1 started this section by emphasizing the diversity of the sciences and, in particular, by defending an important distinction between the human sciences and the other academic disciplines. To repeat, the human sciences see (or should see) human beings as natural creatures who interpret and understand themselves and their environment in ways that do not apply to nonhuman entities.1 In the second part of this section, I provide a brief example of the relevance of this point for the subject of science and democracy.

In their research, human scientists not only employ their own interpretations, they will also be confronted with the interpretations of their research subjects. Anthony Giddens (1984, 281-288) explains the significance of this so-called double hermeneutic for interpretative social science and describes it as

the intersection of two frames of meaning as a logically necessary part of social science, the meaningful world as constituted by lay actors and the metalanguages invented by social scientists; there is a constant “slippage” from one to the other involved in the practice of the social sciences.

(Giddens 1984, 374)

This “logical necessity” implies that the voice of the research subjects should be welcomed and seriously taken into account. Taking seriously the interpretations of the research subjects means acknowledging the significance of a type of democratic input into the human sciences.2

1 recently came across an illuminating example of the practical significance of the double hermeneutic (see Smolka 2019, 106-108). Psychologists standardly use the notion of emotion as a momentary state, and distinguish between negative and positive emotions. For instance, being glad is a positive emotion, being sad a negative one. However, in neuroscientific brain-imaging experiments on the possible impact of meditation on the experience of emotions, one group of research subjects, the expert meditators, explicitly included their own interpretation in classifying an emotion as negative or positive. In particular, if they are sad because someone is suffering but feel compassion with this person, they see this emotion as positive. Thus, here is a clear case of diverging concepts of emotion between the research subjects and the neuroscientists. In this case, the concepts of the research subjects need to be taken seriously, and there is no reason to see the scientific concepts as being a priori superior.

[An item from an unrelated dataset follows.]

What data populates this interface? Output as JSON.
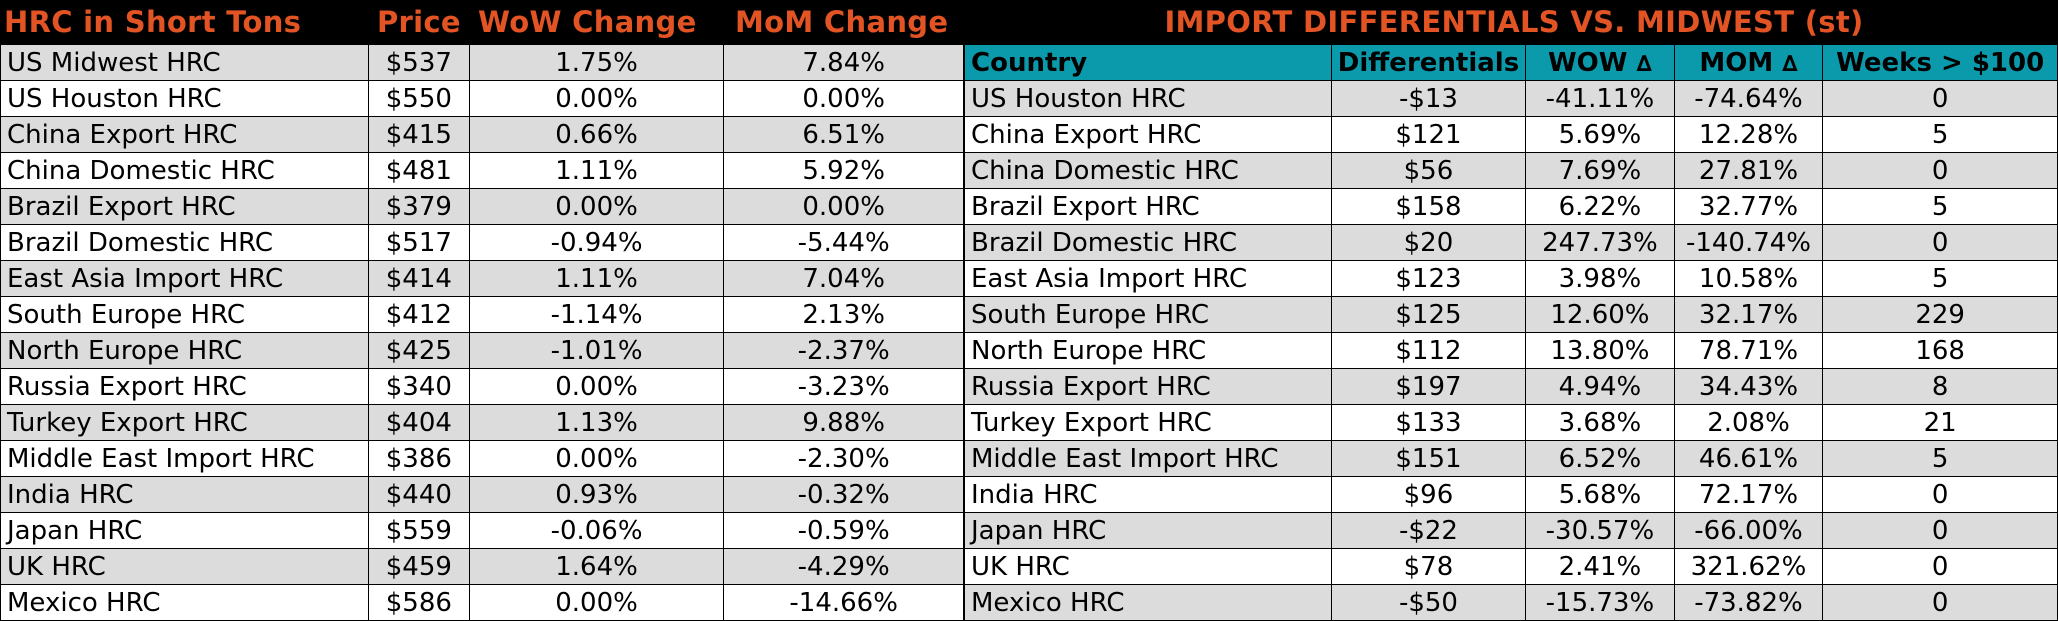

The significance of the double hermeneutic is not limited to experiments with self-reporting, like the one above. More generally, there may be differing, or even opposing, epistemic interpretations and normative assessments of what is at stake in experiments and observations or in their theoretical interpretations in the human sciences.3 Therefore, the double hermeneutic is not merely of epistemic significance and certainly not merely a problem of potential bias that should be solved or avoided in order to rescue the objectivity of the human sciences (as many proponents of an exclusively experimental approach to the human sciences think). Although a serious consideration of the double hermeneutic does not give you a developed citizen science, it involves a specific openness of the human sciences to the lifeworld of the people. At stake from a normative perspective is the fundamental question of who is entitled to define the nature of human beings and the significance of their cultures and societies: the scientists, the involved research subjects, or both? My basic point is that neither the scientific nor the day-to-day interpretations should be taken as a priori preferable or correct. Instead, settling particular issues needs to be done on a case-by-case basis, by explicitly considering their epistemic, their social, and their normative dimensions.